The talk of the town today (recommended reading: IP Democracy, PhoneScoop, TechCrunch) is the announcement that Verizon and YouTube are doing a deal. Quick summary: you have to be a VCast subscriber and from the NY Times:
YouTube said its editors would select short videos from its library for the Verizon Wireless service. Verizon Wireless said it would vet the videos to make sure they met the company’s editorial and taste guidelines.
“We’ll select content that has the broadest appeal and the highest entertainment value,” Ms. Liang said.

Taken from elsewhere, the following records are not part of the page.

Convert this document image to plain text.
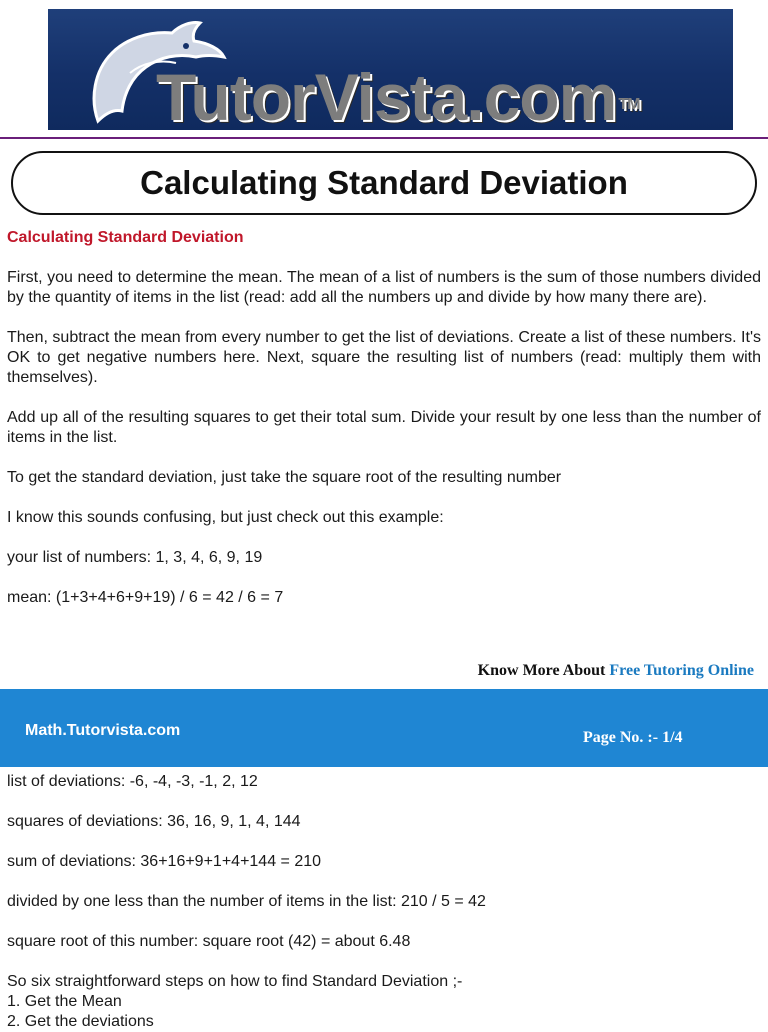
TutorVista.com ™
Calculating Standard Deviation

Calculating Standard Deviation

First, you need to determine the mean. The mean of a list of numbers is the sum of those numbers divided by the quantity of items in the list (read: add all the numbers up and divide by how many there are).

Then, subtract the mean from every number to get the list of deviations. Create a list of these numbers. It's OK to get negative numbers here. Next, square the resulting list of numbers (read: multiply them with themselves).

Add up all of the resulting squares to get their total sum. Divide your result by one less than the number of items in the list.

To get the standard deviation, just take the square root of the resulting number

I know this sounds confusing, but just check out this example:

your list of numbers: 1, 3, 4, 6, 9, 19

mean: (1+3+4+6+9+19) / 6 = 42 / 6 = 7

Know More About Free Tutoring Online
Math.Tutorvista.com	Page No. :- 1/4

list of deviations: -6, -4, -3, -1, 2, 12

squares of deviations: 36, 16, 9, 1, 4, 144

sum of deviations: 36+16+9+1+4+144 = 210

divided by one less than the number of items in the list: 210 / 5 = 42

square root of this number: square root (42) = about 6.48

So six straightforward steps on how to find Standard Deviation ;-

1. Get the Mean

2. Get the deviations
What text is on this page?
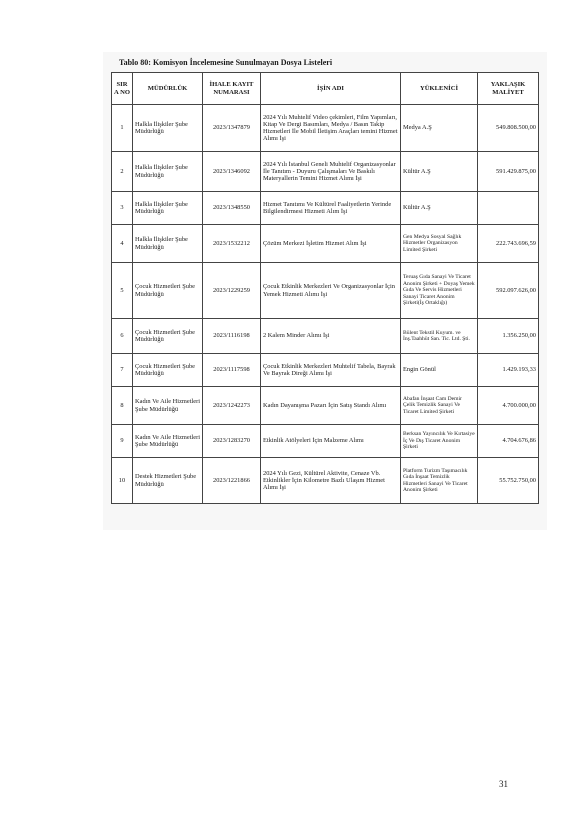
Tablo 80: Komisyon İncelemesine Sunulmayan Dosya Listeleri
SIR A NO	MÜDÜRLÜK	İHALE KAYIT NUMARASI	İŞİN ADI	YÜKLENİCİ	YAKLAŞIK MALİYET
1	Halkla İlişkiler Şube Müdürlüğü	2023/1347879	2024 Yılı Muhtelif Video çekimleri, Film Yapımları, Kitap Ve Dergi Basımları, Medya / Basın Takip Hizmetleri İle Mobil İletişim Araçları temini Hizmet Alımı İşi	Medya A.Ş	549.808.500,00
2	Halkla İlişkiler Şube Müdürlüğü	2023/1346092	2024 Yılı İstanbul Geneli Muhtelif Organizasyonlar İle Tanıtım - Duyuru Çalışmaları Ve Baskılı Materyallerin Temini Hizmet Alımı İşi	Kültür A.Ş	591.429.875,00
3	Halkla İlişkiler Şube Müdürlüğü	2023/1348550	Hizmet Tanıtımı Ve Kültürel Faaliyetlerin Yerinde Bilgilendirmesi Hizmeti Alım İşi	Kültür A.Ş	
4	Halkla İlişkiler Şube Müdürlüğü	2023/1532212	Çözüm Merkezi İşletim Hizmet Alım İşi	Gen Medya Sosyal Sağlık Hizmetler Organizasyon Limited Şirketi	222.743.696,59
5	Çocuk Hizmetleri Şube Müdürlüğü	2023/1229259	Çocuk Etkinlik Merkezleri Ve Organizasyonlar İçin Yemek Hizmeti Alımı İşi	Teruaş Gıda Sanayi Ve Ticaret Anonim Şirketi + Doyaş Yemek Gıda Ve Servis Hizmetleri Sanayi Ticaret Anonim Şirketi(İş Ortaklığı)	592.097.626,00
6	Çocuk Hizmetleri Şube Müdürlüğü	2023/1116198	2 Kalem Minder Alımı İşi	Bülent Tekstil Kuyum. ve İnş.Taahhüt San. Tic. Ltd. Şti.	1.356.250,00
7	Çocuk Hizmetleri Şube Müdürlüğü	2023/1117598	Çocuk Etkinlik Merkezleri Muhtelif Tabela, Bayrak Ve Bayrak Direği Alımı İşi	Engin Gönül	1.429.193,33
8	Kadın Ve Aile Hizmetleri Şube Müdürlüğü	2023/1242273	Kadın Dayanışma Pazarı İçin Satış Standı Alımı	Abafan İnşaat Cam Demir Çelik Temizlik Sanayi Ve Ticaret Limited Şirketi	4.700.000,00
9	Kadın Ve Aile Hizmetleri Şube Müdürlüğü	2023/1283270	Etkinlik Atölyeleri İçin Malzeme Alımı	Berksan Yayıncılık Ve Kırtasiye İç Ve Dış Ticaret Anonim Şirketi	4.704.676,86
10	Destek Hizmetleri Şube Müdürlüğü	2023/1221866	2024 Yılı Gezi, Kültürel Aktivite, Cenaze Vb. Etkinlikler İçin Kilometre Bazlı Ulaşım Hizmet Alımı İşi	Platform Turizm Taşımacılık Gıda İnşaat Temizlik Hizmetleri Sanayi Ve Ticaret Anonim Şirketi	55.752.750,00
31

The funniest read on it so far comes from fellow Canadian Mathew Ingram:
I know that Forrest Gump said “Stupid is as stupid does,” but there’s really no other word for what Verizon is doing with its much-heralded launch of YouTube video on cellphones. I mean, really. How much stupider could this get? The answer, to paraphrase Nigel Tufnel in Spinal Tap, is none — none stupider. Fred Wilson sums it up in a single word: Lame. In fact, this deal is right off the lame-o-meter. How do I lame-ify thee? Let me count the ways.
Now I agree with this as lame, but not for the same reasons as others. Fred wrote “This deal violates the entire ethos of YouTube, not free, not open, exclusive, no community, limited, censorship, etc, etc.” and over on LostRemote I read “I don’t see this as being an especially tempting offering – it goes against the free spirit attitude of YouTube.” These are fair points, but not what I perceive as the most important flaw in the plan.

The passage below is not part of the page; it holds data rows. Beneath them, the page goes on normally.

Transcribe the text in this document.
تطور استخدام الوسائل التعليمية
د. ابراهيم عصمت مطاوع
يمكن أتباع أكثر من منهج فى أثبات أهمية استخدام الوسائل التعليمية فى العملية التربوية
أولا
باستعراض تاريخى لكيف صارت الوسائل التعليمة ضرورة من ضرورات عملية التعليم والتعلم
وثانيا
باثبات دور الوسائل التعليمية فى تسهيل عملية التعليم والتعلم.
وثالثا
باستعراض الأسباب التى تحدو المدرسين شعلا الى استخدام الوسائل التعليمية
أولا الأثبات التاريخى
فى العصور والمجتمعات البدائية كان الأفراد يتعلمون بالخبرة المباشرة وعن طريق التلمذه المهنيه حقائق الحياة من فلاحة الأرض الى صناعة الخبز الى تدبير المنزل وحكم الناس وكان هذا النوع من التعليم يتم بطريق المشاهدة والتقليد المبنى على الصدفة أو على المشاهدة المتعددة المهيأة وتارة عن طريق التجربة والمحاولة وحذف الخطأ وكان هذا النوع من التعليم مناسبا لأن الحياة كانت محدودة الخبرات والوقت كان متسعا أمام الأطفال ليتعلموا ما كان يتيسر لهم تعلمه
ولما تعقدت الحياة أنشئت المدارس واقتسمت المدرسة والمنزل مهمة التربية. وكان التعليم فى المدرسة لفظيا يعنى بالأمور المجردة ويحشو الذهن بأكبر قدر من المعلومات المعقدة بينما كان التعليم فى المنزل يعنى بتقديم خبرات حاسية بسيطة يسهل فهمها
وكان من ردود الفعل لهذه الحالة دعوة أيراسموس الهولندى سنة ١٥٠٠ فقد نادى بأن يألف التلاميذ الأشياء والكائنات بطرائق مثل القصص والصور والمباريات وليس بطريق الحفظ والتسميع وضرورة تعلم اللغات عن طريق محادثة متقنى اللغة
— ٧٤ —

People don’t surf to YouTube because it’s free or open, nor because of the site’s free spirit. Actually, people don’t really surf to YouTube much at all. Whoa, slow down – I know they serve a kajillion videos a day (or is that bajillion?). What’s key about all this is how people use YouTube.

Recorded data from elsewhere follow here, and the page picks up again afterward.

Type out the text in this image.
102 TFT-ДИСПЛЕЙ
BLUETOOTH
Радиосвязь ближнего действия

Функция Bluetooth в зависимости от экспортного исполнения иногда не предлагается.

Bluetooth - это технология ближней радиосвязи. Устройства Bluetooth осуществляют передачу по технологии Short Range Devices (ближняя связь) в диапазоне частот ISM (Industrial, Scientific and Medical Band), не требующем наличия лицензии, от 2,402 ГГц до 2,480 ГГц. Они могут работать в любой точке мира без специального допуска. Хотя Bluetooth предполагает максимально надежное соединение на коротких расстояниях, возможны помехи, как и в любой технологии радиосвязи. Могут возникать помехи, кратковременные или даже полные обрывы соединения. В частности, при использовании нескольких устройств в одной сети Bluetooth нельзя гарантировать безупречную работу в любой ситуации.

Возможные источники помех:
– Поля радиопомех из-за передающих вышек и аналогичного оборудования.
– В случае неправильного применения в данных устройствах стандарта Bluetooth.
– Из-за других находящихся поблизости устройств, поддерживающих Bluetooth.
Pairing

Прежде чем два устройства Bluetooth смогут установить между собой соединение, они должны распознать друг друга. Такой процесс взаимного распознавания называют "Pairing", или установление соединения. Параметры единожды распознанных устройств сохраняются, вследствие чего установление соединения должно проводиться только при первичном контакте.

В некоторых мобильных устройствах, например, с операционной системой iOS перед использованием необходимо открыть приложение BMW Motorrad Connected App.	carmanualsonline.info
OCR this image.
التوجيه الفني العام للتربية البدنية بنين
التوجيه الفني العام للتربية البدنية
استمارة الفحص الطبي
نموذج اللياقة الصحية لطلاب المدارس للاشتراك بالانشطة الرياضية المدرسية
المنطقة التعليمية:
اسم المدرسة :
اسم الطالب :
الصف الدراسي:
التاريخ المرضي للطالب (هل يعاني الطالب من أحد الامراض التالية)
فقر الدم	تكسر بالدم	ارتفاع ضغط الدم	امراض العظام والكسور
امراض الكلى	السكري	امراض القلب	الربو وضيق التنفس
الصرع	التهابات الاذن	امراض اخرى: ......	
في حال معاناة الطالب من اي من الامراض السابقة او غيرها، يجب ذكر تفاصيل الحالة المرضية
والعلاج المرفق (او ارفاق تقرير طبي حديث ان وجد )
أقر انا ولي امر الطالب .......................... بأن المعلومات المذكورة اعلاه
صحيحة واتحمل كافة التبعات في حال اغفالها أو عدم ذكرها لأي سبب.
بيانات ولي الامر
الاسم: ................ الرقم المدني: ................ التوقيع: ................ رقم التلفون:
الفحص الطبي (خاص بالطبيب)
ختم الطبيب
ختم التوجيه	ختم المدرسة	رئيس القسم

They share. They link. They blog. They email. They don’t surf.
When YouTube serves 200,000 streams of a video, it’s not because 200,000 people come over to YouTube.com, and go find videos to watch. It’s because people were sent there by friends, colleagues, and blogs. YouTube is viral, not programmed. And that’s the key flaw in the Verizon/YouTube relationship.
They should scrap the budget on the ‘editors’ and instead invest on building a simple technology that allows people to SMS the clips they watch to each other. Not only will this increase usage of the service, it’ll also increase SMS traffic (something the carriers like a lot) and will also help incent new users to pay for VCast.